TeleCheck also offers consumers an option to register with a password so that when they shop at Telecheck merchant sites again they will feel secure about how their data is being used. But retailers’ focus on making their sites-especially checkout-easy to use has doomed similar previous offerings, some of which asked customers to answer certain questions in order for the processor to authorize a transaction. Some consumers didn’t know the answers to questions that the processor generated from its own database (what is the name of your mortgage company? how much is your monthly payment? etc.). Others balked at having to complete another step to checkout.
The consumer library
And merchants often
didn’t like the process. “There’s been a movement away from that kind of security,” says Jan Whitfield, vice president of consumer not present payment solutions at Alpharetta, Ga.-based Certegy, which started as Telecredit Inc. in 1961, was acquired by Equifax Inc. in 1990 and spun off from Equifax in July 2001 It serves 329,000 retail customers and provides e-check services to such major online and direct-to-consumer retailers as Sears Parts Direct, Gateway Inc. and Dell Computer Corp. Certegy previously offered a service called PayNet that required consumers to register, then authorized transactions by asking them a series of qualifying questions. “Merchants weren’t sure how customers would react to the questioning,” Whitfield says. “Certain merchants have always been reluctant to ask for sensitive information.”

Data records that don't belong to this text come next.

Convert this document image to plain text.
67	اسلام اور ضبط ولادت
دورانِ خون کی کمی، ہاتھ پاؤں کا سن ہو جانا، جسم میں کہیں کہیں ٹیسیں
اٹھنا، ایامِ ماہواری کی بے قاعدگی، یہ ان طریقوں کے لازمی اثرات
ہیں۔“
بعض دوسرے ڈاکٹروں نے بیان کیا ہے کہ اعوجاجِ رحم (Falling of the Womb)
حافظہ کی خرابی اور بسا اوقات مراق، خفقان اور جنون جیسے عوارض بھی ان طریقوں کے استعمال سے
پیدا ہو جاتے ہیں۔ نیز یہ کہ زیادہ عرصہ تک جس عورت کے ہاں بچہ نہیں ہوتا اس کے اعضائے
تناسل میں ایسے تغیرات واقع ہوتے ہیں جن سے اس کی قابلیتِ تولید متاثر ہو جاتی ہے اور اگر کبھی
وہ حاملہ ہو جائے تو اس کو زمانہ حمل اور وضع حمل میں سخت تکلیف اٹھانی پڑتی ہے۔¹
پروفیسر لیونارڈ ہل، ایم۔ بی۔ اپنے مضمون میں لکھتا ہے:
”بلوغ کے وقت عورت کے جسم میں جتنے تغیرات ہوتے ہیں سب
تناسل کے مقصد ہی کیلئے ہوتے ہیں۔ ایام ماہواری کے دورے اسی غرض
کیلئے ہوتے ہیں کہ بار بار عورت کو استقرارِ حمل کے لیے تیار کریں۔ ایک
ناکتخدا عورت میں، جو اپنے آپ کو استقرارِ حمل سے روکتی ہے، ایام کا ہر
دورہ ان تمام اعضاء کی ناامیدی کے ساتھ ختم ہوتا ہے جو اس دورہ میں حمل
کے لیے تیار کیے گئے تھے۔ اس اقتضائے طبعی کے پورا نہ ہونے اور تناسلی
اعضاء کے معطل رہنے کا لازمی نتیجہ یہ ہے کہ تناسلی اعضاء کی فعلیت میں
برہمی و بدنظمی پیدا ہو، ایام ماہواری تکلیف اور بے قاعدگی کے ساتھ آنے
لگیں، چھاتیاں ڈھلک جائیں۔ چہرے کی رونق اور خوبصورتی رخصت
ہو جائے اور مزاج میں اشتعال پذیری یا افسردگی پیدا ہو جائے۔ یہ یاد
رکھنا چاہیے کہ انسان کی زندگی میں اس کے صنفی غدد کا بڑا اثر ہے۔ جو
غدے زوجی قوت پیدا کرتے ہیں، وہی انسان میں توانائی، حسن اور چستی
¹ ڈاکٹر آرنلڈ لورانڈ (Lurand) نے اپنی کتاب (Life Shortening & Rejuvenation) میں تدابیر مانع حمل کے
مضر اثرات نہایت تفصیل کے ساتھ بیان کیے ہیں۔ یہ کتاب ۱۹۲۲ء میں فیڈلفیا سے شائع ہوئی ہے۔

Certegy now authorizes transactions against what it calls a Consumer Library, a series of databases that contain such information as personal identifiers, shopping patterns, drivers licenses and account information associated with particular names and other information. Certegy runs transactions against the various databases depending on merchants’ needs. The merchant weighs the benefits of each level of more detail against the cost of obtaining the higher authorization and the merchant’s own risk of fraud.